Ein Bagatellschaden am Auto ist ein kleiner Blechschaden ohne größere Folgen – grob bis 750 bis 1.000 Euro Reparaturkosten (Richtwerte 2026). Ob du ihn selbst zahlst oder der Versicherung meldest, hängt vor allem an der Schuldfrage: Bei einem selbstverschuldeten Kratzer lohnt sich oft die Selbstzahlung, um die teure Rückstufung zu vermeiden. Einen Fremdschaden meldest du dagegen immer.
Inhalt
- Was ist ein Bagatellschaden am Auto?
- Selbst zahlen oder der Versicherung melden?
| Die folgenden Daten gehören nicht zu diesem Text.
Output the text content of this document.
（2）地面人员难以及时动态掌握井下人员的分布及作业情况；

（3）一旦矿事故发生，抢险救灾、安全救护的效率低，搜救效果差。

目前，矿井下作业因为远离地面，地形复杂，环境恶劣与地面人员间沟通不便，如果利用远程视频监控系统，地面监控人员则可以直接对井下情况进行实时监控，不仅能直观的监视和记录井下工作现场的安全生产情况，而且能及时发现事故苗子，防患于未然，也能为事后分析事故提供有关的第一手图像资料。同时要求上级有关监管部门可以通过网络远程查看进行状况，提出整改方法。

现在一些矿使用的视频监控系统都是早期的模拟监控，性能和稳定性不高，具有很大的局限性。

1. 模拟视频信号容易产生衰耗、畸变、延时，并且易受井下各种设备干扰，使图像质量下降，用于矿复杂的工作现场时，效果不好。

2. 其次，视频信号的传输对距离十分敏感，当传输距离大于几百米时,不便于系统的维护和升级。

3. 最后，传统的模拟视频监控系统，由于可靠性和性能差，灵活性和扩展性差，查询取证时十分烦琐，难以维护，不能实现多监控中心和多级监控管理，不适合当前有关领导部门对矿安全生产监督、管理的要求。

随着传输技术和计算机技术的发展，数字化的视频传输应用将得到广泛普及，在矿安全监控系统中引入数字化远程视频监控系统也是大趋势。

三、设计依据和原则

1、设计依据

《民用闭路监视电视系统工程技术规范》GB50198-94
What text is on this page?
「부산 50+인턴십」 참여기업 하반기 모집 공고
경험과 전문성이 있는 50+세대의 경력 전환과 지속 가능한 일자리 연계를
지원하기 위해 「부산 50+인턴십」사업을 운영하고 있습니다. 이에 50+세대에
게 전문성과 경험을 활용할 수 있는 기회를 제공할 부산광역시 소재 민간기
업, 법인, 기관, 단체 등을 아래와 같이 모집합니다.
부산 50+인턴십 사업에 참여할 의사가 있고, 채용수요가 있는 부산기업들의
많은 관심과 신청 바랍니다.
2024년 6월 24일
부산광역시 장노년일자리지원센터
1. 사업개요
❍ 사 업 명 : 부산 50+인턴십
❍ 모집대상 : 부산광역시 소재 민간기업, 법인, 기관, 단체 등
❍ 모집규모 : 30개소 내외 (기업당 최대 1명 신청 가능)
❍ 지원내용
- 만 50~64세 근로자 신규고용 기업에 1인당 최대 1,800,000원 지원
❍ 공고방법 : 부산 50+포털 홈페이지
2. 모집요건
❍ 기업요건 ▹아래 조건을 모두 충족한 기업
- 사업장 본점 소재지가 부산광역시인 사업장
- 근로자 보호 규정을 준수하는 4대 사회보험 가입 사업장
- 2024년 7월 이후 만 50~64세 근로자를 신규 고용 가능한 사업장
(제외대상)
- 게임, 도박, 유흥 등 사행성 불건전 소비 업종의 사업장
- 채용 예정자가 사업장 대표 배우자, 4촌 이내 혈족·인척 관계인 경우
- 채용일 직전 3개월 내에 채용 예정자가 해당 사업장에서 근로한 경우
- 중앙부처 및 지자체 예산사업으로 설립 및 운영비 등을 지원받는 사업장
- Rückstufung gegen Reparaturkosten rechnen
- Fremdschaden: immer melden
- Häufige Fragen
Was ist ein Bagatellschaden am Auto?
Ein Bagatellschaden ist ein kleiner Schaden, bei dem nur die Optik oder das Blech leidet – also der klassische Parkrempler, ein Kratzer im Lack, eine Delle in der Tür oder ein angestoßener Stoßfanger. Wichtig: Sicherheit und Funktion des Fahrzeugs bleiben unberührt. Sobald tragende Teile, Airbags oder die Lenkung betroffen sind, redet niemand mehr von einer Bagatelle.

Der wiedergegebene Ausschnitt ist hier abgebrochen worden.